The Society's mode of operation was based on the experiences of German and Austrian Kunstvereines - art societies. In its early years, TPSP focused on the presentation of works by Polish artists and representatives of European art, whose works were borrowed from societies in Vienna, Prague, Pest, Dresden, Munich, or Mannheim. TPSP's inaugural exhibition took place at the turn of 1854 and 1855.

The Society had a gallery at the Larisch's Palace, and later in Sukiennice, exhibiting Jan Matejko, among others. Four decades after its original founding, using public donations and funds acquired from the sale of Artur Grottger, on 26 June 1899 the Society began construction of its own Palace of Art along the Planty Park, based on a design by Franciszek Mączyński. It was influenced by the Secession Building in Vienna and is also colloquially known as "Secession" (Secesja).
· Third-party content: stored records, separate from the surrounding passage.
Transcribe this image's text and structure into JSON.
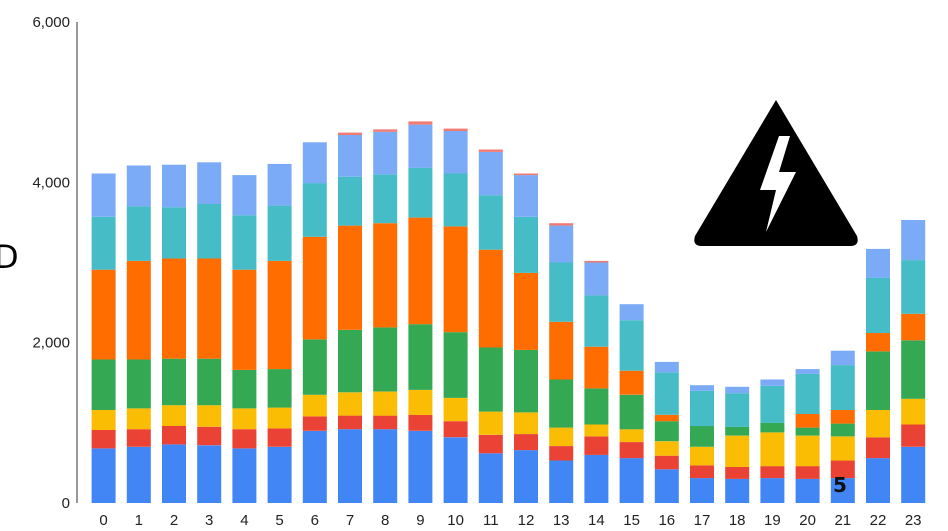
{
  "chart_data": {
    "type": "bar",
    "stacked": true,
    "categories": [
      "0",
      "1",
      "2",
      "3",
      "4",
      "5",
      "6",
      "7",
      "8",
      "9",
      "10",
      "11",
      "12",
      "13",
      "14",
      "15",
      "16",
      "17",
      "18",
      "19",
      "20",
      "21",
      "22",
      "23"
    ],
    "ylim": [
      0,
      6000
    ],
    "yticks": [
      "0",
      "2,000",
      "4,000",
      "6,000"
    ],
    "ytick_values": [
      0,
      2000,
      4000,
      6000
    ],
    "grid": false,
    "legend": "none",
    "series": [
      {
        "color": "#4285f4",
        "values": [
          680,
          700,
          730,
          720,
          680,
          700,
          900,
          920,
          920,
          900,
          820,
          620,
          660,
          530,
          600,
          560,
          420,
          310,
          300,
          310,
          300,
          310,
          560,
          700
        ]
      },
      {
        "color": "#ea4335",
        "values": [
          230,
          220,
          230,
          230,
          240,
          230,
          180,
          170,
          170,
          200,
          200,
          230,
          200,
          180,
          230,
          200,
          170,
          160,
          150,
          150,
          160,
          220,
          260,
          280
        ]
      },
      {
        "color": "#fbbc04",
        "values": [
          250,
          260,
          260,
          270,
          260,
          260,
          270,
          290,
          300,
          310,
          290,
          290,
          270,
          230,
          150,
          160,
          180,
          230,
          390,
          420,
          380,
          300,
          340,
          320
        ]
      },
      {
        "color": "#34a853",
        "values": [
          630,
          610,
          580,
          580,
          480,
          480,
          690,
          780,
          800,
          820,
          820,
          800,
          780,
          600,
          450,
          430,
          250,
          260,
          110,
          120,
          100,
          160,
          730,
          730
        ]
      },
      {
        "color": "#ff6d01",
        "values": [
          1120,
          1230,
          1250,
          1250,
          1250,
          1350,
          1280,
          1300,
          1300,
          1330,
          1320,
          1220,
          960,
          720,
          520,
          300,
          80,
          0,
          0,
          0,
          170,
          170,
          230,
          330
        ]
      },
      {
        "color": "#46bdc6",
        "values": [
          660,
          680,
          640,
          680,
          680,
          690,
          670,
          610,
          610,
          620,
          660,
          680,
          700,
          740,
          640,
          630,
          530,
          440,
          420,
          460,
          500,
          560,
          690,
          670
        ]
      },
      {
        "color": "#7baaf7",
        "values": [
          540,
          510,
          530,
          520,
          500,
          520,
          510,
          520,
          530,
          540,
          530,
          540,
          520,
          460,
          410,
          200,
          130,
          70,
          80,
          80,
          60,
          180,
          360,
          500
        ]
      },
      {
        "color": "#f07b72",
        "values": [
          0,
          0,
          0,
          0,
          0,
          0,
          0,
          30,
          30,
          40,
          30,
          30,
          20,
          30,
          20,
          0,
          0,
          0,
          0,
          0,
          0,
          0,
          0,
          0
        ]
      }
    ],
    "annotations": [
      "5"
    ]
  },
  "decorations": {
    "warning_icon": "high-voltage-warning-icon",
    "cut_letter": "D"
  }
}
After two years of meticulous construction, the gallery was ceremonially inaugurated on 11 May 1901 by the Mayor of Kraków, Count Edward Aleksander Raczyński. It was the first Art Nouveau building in the city, inspired by the Ancient Greek temples, with Apollo's sculpted head above its entrance, and Modernist reliefs on outside walls designed by Professor Jacek Malczewski from the Academy of Fine Arts in Kraków.
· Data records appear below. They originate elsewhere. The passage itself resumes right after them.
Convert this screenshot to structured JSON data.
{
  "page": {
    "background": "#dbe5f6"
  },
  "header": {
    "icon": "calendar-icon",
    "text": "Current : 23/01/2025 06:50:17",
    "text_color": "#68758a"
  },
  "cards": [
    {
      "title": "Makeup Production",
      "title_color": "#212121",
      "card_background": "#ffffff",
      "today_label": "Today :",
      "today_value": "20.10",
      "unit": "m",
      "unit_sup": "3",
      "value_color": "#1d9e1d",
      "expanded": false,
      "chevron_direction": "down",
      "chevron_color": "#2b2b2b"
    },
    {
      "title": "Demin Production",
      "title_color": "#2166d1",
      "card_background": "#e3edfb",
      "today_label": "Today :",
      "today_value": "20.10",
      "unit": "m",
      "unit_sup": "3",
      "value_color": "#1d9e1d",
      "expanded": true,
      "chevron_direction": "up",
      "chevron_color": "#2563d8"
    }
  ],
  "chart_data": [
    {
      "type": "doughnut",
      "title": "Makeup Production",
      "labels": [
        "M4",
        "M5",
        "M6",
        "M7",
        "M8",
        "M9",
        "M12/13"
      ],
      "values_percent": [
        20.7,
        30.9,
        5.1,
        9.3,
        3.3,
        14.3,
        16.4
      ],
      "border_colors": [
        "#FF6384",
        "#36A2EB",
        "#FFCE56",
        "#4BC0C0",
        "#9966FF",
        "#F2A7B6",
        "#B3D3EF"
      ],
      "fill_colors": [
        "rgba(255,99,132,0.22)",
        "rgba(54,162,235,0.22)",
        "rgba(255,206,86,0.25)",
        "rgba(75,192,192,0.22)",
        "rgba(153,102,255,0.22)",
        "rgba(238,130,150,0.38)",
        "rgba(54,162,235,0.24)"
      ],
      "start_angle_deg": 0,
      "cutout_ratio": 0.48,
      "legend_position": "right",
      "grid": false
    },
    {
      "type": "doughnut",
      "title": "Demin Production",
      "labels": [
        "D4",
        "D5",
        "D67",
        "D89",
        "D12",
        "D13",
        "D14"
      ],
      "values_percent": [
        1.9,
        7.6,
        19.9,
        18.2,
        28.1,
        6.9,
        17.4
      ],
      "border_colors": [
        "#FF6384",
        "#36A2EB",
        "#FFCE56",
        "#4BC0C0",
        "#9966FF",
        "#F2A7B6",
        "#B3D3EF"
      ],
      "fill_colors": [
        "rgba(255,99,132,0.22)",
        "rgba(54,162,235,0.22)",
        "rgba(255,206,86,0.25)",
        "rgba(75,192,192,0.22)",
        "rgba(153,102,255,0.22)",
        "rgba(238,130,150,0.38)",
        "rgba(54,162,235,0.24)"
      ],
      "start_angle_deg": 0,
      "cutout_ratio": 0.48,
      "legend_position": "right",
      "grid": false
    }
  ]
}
In early 20th century, the Palace run by the Society became one of the main exhibition venues of the Young Poland movement. Today, the reborn Society composed of members of the Rotary International upholds its original mission of promoting contemporary art, both Polish and international. It organizes art auctions on site, sponsors its own Institute of Research and artwork Documentation (Instytut Badań i Dokumentacji) and publishes art catalogues about painting, graphic arts, drawing and sculpture.